Ultrasound-Guided Central Venous Catheter Placement

A Structured Review and Recommendations for Clinical Practice

Bernd Saugel; Thomas W. L. Scheeren; Jean-Louis Teboul


Crit Care. 2017;21(225) 

In This Article

Limitations of Ultrasound-guided Central Venous Catheter Placement

Although US is noninvasive and thus does not bear a risk to directly harm the patient, some limitations and disadvantages of US during central venous access are worth considering.

One might argue that the risk of catheter-related bloodstream infections might be higher if US is used for CVC placement without applying a strict aseptic approach as already described.[47] In addition, an insufficient number of US machines in a certain unit (intensive care unit or anesthesia induction area) might cause procedural delays.[47] Moreover, it is expensive to purchase and maintain US machines and to provide adequate training for all operators involved in CVC placement.[47]

US might give the inexperienced user a false sense of security and mislead him/her to neglect traditionally taught principles with regard to needle direction. It is key to visualize the needle (or needle tip) constantly during needle advancement to avoid accidental arterial puncture, posterior wall penetration, or pneumothorax. In addition, rapid movements with the needle during "searching the needle on the US screen" must be avoided rigorously. To overcome these problems related to insufficient US skills and to ensure high-quality care, formal education and training (including simulation) with a structured certification of US skills for vascular access and the development of a consensus standard for these training programs has been suggested.[13]

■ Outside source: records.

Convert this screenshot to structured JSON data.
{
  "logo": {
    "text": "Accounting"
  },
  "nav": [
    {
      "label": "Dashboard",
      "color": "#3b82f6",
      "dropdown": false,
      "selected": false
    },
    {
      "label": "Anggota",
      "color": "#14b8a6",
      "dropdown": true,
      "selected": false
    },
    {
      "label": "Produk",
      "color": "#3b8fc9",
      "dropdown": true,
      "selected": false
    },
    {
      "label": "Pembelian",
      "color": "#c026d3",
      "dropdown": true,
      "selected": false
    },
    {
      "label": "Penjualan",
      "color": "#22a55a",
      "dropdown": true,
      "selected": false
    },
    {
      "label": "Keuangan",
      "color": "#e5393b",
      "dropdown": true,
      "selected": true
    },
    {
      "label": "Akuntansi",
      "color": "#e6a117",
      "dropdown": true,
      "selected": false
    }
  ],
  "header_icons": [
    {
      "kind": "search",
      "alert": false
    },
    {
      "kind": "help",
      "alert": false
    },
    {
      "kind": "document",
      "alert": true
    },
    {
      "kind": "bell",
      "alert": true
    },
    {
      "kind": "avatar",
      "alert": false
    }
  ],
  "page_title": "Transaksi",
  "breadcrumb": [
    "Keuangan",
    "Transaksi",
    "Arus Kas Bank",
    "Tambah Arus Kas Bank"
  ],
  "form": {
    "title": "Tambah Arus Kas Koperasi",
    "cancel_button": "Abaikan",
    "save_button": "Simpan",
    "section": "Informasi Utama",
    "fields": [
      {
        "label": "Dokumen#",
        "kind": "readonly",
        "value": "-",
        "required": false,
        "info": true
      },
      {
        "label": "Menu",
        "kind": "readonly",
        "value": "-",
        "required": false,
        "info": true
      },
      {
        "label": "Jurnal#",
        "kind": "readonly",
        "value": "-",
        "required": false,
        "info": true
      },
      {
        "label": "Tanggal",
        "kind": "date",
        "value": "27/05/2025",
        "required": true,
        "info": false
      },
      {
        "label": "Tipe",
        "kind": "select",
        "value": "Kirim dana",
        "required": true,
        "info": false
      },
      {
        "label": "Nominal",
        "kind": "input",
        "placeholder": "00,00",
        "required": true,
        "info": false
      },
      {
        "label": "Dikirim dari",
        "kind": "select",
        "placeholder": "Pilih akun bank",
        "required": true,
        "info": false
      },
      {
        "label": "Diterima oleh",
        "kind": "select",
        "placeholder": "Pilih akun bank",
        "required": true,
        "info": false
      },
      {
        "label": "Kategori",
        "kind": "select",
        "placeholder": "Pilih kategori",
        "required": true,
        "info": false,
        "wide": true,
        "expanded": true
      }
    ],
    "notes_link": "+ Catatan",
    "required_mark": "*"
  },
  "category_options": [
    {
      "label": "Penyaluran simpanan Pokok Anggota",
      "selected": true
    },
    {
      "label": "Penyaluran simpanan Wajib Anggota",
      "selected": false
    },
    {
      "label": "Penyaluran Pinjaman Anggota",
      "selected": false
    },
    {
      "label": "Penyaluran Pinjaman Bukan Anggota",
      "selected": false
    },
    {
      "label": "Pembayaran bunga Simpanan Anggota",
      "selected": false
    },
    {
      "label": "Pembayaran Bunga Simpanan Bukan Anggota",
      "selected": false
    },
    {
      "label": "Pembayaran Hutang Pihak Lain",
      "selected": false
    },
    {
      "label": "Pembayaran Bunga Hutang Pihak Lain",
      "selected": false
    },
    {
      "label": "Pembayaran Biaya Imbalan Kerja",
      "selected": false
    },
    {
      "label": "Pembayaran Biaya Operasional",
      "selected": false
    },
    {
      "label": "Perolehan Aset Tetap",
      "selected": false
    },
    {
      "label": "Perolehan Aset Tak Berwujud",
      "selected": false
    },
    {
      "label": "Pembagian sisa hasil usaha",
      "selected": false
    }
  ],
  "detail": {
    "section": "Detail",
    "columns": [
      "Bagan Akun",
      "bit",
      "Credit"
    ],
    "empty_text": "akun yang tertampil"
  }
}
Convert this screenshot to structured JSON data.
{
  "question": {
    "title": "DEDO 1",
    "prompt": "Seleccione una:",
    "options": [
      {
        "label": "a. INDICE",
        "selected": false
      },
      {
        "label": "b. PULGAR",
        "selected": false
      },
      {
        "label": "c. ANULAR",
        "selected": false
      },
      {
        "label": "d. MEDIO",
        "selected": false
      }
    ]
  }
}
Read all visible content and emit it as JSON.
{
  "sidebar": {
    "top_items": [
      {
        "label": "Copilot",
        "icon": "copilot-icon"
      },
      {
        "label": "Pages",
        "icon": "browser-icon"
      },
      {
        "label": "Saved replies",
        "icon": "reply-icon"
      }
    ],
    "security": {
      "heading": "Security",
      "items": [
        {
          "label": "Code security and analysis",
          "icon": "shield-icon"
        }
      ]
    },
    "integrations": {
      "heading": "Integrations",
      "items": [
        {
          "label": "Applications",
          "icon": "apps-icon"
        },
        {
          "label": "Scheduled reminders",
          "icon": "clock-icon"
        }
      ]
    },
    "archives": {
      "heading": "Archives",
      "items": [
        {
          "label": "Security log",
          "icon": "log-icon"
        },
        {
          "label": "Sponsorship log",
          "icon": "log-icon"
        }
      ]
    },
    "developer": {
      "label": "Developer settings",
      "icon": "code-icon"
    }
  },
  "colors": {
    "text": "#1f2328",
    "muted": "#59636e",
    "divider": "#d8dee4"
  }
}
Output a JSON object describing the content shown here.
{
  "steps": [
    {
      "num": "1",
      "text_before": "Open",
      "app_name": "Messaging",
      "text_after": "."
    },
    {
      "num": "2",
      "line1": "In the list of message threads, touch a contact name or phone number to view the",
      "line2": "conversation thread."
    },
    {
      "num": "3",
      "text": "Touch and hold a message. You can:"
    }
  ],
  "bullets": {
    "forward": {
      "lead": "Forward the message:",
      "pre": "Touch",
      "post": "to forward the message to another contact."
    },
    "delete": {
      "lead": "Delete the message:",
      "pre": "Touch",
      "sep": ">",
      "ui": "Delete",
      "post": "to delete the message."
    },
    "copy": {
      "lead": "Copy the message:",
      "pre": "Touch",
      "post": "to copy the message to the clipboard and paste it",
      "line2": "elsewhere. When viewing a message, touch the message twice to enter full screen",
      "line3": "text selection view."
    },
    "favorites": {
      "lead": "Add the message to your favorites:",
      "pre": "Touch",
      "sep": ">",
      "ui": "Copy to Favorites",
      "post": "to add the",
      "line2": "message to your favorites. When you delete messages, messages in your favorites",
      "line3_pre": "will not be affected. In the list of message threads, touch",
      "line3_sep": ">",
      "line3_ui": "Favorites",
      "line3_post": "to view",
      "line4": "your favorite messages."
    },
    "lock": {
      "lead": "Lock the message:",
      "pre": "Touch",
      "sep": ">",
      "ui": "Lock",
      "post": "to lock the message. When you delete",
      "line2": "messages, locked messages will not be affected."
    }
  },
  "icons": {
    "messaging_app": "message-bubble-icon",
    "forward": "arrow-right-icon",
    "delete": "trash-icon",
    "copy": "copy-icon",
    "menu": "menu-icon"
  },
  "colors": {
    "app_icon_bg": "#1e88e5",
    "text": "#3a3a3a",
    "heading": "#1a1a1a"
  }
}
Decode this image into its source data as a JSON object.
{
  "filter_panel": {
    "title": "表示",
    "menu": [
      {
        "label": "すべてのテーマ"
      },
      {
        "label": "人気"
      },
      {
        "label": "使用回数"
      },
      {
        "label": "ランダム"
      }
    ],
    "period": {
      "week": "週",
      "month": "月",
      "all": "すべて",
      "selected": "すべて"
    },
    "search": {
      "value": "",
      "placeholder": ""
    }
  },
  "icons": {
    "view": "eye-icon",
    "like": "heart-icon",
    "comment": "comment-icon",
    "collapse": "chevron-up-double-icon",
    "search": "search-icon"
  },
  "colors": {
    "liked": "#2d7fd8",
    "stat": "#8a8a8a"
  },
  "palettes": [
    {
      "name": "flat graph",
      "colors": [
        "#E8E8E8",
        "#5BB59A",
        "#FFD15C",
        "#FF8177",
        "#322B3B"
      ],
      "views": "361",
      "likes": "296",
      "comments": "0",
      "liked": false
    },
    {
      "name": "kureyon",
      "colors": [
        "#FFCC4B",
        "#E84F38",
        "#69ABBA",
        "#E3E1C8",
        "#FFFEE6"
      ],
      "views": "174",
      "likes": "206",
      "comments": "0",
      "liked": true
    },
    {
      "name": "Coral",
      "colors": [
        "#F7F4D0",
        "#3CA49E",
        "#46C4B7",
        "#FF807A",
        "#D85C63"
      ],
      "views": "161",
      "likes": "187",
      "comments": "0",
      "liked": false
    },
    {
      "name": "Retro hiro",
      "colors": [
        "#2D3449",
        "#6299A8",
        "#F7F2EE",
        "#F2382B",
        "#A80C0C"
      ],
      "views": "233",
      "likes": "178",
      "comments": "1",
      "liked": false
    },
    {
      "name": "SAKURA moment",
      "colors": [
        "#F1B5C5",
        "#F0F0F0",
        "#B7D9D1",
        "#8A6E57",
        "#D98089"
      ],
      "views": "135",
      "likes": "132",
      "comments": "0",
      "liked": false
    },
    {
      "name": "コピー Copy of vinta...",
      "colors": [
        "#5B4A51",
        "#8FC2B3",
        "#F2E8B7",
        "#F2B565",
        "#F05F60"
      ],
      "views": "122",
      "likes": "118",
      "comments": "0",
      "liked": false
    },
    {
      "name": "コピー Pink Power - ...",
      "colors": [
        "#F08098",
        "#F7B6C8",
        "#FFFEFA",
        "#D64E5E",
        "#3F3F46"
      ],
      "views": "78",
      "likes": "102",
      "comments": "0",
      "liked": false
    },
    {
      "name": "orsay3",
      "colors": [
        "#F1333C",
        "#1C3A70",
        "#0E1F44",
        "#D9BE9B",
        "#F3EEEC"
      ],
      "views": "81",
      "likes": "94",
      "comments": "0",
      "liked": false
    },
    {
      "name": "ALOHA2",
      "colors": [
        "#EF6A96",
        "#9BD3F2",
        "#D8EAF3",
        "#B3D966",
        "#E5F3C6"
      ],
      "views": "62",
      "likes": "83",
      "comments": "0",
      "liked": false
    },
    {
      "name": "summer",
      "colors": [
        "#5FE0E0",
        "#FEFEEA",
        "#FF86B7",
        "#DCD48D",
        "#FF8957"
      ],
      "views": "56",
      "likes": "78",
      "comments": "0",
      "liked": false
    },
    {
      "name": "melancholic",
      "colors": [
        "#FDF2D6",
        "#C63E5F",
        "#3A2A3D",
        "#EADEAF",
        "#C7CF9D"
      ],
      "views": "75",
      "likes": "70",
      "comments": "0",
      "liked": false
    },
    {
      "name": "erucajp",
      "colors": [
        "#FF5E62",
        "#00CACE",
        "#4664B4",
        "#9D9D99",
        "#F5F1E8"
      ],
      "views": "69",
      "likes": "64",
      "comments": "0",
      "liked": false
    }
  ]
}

Moreover, concerns have been expressed that routine US use will result in a "de-skilling" with regard to the landmark techniques because these techniques will not be taught and practiced anymore, thus resulting in higher complication rates when CVCs need to be placed when US is not available (e.g., in emergencies).[47]

Besides these general limitations, different problems specific for the different anatomical sites for CVC placement might occur during US-guided CVC placement. In patients with a shorter neck anatomy, the long-axis US view of the IJV might be difficult to obtain. Although the FV can usually be visualized easily using US in adults, in severely obese patients a second operator might be necessary to provide access to the inguinal region. In addition, a curved-array abdominal US probe can be necessary for visualizing deeper anatomic structures. In comparison to the IJV and FV, the anatomic location and course of the SV under the clavicle bone can be more difficult to visualize using US. Smaller US probes can facilitate US-guided access to the SV.[48,49] Of note, the use of US to puncture the SV results in a puncture site that is usually more lateral compared to the landmark puncture technique. The close proximity of the vessels and the pleura must be kept in mind also during US-guided puncture of the SV. Because the angle of cannulation is usually steeper when using US, it is especially important to align and constantly visualize the needle to avoid pleural injury.